One For The Future: Ownership Benefits of An Electric Car
From the sheer amount of Tesla Model 3s out on the road nowadays, I think we can all see that electric car adoption in Singapore is truly underway. The timing seems almost perfect as well, with the recent oil crisis in Europe and subsequent pump price increase in Singapore igniting conversations related to fuel economy.
With car travel to Malaysia still a largely uncertain thing in the near future, many of us are also less concerned with whether or not electric cars in Singapore will be able to find suitable charging infrastructure to support our road trips up north. While fuel economy, zero emissions, and sustainability have always been the main selling point of electric cars, there are also some other additional benefits of owning an electric car that don’t actually have much to do with pump prices.
Let’s take a look at some of them.
Generally speaking, because of the impeccable torque figures provided by electric motors in comparison to internal combustion engines, electric cars tend to be more powerful. While manufacturers like Porsche have released “performance oriented” electric car models like the Taycan which look really impressive, the base model pushes out 322 bhp and does 0-100km/h in 5.4s, which is actually quite mild by electric car standards. For reference, the baseline Tesla Model 3 already does 0-100km/h in 5.6s, and the dual motor performance variant does it in 3.3s. To give you a further idea of how predisposed electric cars are to achieving solid power figures, the baseline Hyundai Kona does 0-100km/h in 9.9s, a Mercedes EQA does it in 8.9s, and the new short range Kia Niro Electric does it in 9.8s.
There is still an obvious price divide between baseline electric cars and their ICE counterparts - and for that reason I would refrain from describing these cars as bread and butter models, but it is quite evident that we can expect all, if not most electric car models to share this characteristic of possessing high torque and power figures.

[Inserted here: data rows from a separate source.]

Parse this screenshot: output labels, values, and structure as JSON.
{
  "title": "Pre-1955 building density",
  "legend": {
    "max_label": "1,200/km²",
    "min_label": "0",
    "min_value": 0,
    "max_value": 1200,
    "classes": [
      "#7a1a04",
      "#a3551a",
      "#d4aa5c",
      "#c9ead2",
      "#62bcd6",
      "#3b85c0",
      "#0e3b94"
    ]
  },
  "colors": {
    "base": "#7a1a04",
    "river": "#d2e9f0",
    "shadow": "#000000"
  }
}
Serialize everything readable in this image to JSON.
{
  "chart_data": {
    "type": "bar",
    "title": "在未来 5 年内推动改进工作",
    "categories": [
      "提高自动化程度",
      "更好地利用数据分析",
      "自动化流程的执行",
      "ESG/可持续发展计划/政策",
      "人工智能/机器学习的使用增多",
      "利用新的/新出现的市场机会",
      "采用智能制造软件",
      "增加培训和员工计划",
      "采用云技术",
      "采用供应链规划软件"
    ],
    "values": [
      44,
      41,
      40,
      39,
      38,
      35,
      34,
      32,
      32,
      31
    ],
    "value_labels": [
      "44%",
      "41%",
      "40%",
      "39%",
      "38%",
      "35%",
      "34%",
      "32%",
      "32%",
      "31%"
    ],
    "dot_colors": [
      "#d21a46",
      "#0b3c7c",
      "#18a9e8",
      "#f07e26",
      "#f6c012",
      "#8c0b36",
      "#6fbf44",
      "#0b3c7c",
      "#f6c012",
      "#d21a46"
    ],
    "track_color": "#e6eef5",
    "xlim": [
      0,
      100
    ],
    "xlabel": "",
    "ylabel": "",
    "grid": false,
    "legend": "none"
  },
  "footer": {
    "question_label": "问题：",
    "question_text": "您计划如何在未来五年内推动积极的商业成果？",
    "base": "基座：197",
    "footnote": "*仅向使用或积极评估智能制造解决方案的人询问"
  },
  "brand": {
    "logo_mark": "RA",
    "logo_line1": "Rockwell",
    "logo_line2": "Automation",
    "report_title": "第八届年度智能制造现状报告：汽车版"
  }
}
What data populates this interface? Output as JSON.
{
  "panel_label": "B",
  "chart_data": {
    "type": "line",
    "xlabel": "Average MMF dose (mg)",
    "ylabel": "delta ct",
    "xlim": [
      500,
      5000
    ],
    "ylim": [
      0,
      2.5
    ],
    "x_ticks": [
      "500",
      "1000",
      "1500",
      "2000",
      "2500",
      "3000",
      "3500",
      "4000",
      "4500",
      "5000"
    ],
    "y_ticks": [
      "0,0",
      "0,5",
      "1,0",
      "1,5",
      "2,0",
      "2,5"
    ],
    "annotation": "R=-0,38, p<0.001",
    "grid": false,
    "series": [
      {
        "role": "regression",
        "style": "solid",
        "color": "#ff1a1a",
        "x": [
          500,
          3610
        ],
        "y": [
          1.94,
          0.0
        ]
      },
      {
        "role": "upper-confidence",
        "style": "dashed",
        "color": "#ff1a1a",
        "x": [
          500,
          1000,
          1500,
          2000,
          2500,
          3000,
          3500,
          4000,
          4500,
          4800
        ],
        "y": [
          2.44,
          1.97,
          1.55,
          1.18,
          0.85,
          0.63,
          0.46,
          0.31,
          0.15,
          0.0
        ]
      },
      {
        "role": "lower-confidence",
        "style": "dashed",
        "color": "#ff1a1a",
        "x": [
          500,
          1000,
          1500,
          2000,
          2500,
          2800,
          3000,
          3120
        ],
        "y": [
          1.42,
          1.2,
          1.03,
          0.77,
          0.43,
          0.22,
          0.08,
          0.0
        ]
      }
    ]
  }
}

While our road conditions don’t necessarily allow for high speed driving all the time, healthy torque figures would definitely be useful in darting in and out of traffic on our roads. Plus, nobody ever complained about having too much power.
The typical modern family in Singapore is made up of 5 people. 2 parents, 2 kids, and a helper. Previously, that meant that a standard 5 seater car would have been quite tight - if you consider other elements like child seats, small middle seats, and the size of the transmission hump. As a result, in order for families with 5 people to travel comfortably, they typically resorted to MPVs - both compact and full size alike, as well as the occasional 7-seater SUV. However, that equation drastically changes with electric cars.
As it turned out, purpose built electric cars that were built as EVs from the ground up, rather than retrofitted onto the chassis of an ICE counterpart, tend to have fully flat floors in the back row. This means that these cars are actually properly equipped to carry 3 in the back, as opposed to the 2 + 1 setup found in most ICE 5 seaters. If you think about it then, a properly built EV could then have the ability to displace occasional 7-seaters like the 2 Series Gran Tourer and other rather squeezy 7 seater SUVs - and seat a family of 5 in comfort.
Due to the absence of an engine, there is usually also additional storage in the front, where the engine bay would typically be, making it even more practical than similarly sized ICE cars.
For the most part, EV usage in Singapore is still in its infancy, and we do not have solid data on the actual running costs of these EVs over a period of 5-10 years. In theory however, EVs should be a lot easier to maintain than ICE cars, especially with regard to issues normally associated with car age.
For example, in an EV, there would be no issues of engine oil leaks, gasket wear and tear, engine mounting wear and tear, transmission issues (an EV only has 1 gear), ignition coil burnout, spark plug replacements, transmission oil change, or any other issue related to moving part wear and tear from the engine or the transmission - which is a huge part of the car that now does not require any maintenance whatsoever. Potentially, the only problems would come from electrical issues (which already exist on highly computerised makes and models), the battery pack (which is normally supported by a manufacturer’s warranty), or the electric motor (which we do not have enough data as yet to fully understand).
Still, the signs are encouraging, and it does seem like EVs are set to be pretty maintenance free. From a probability standpoint - less parts, less chance of a malfunction, right?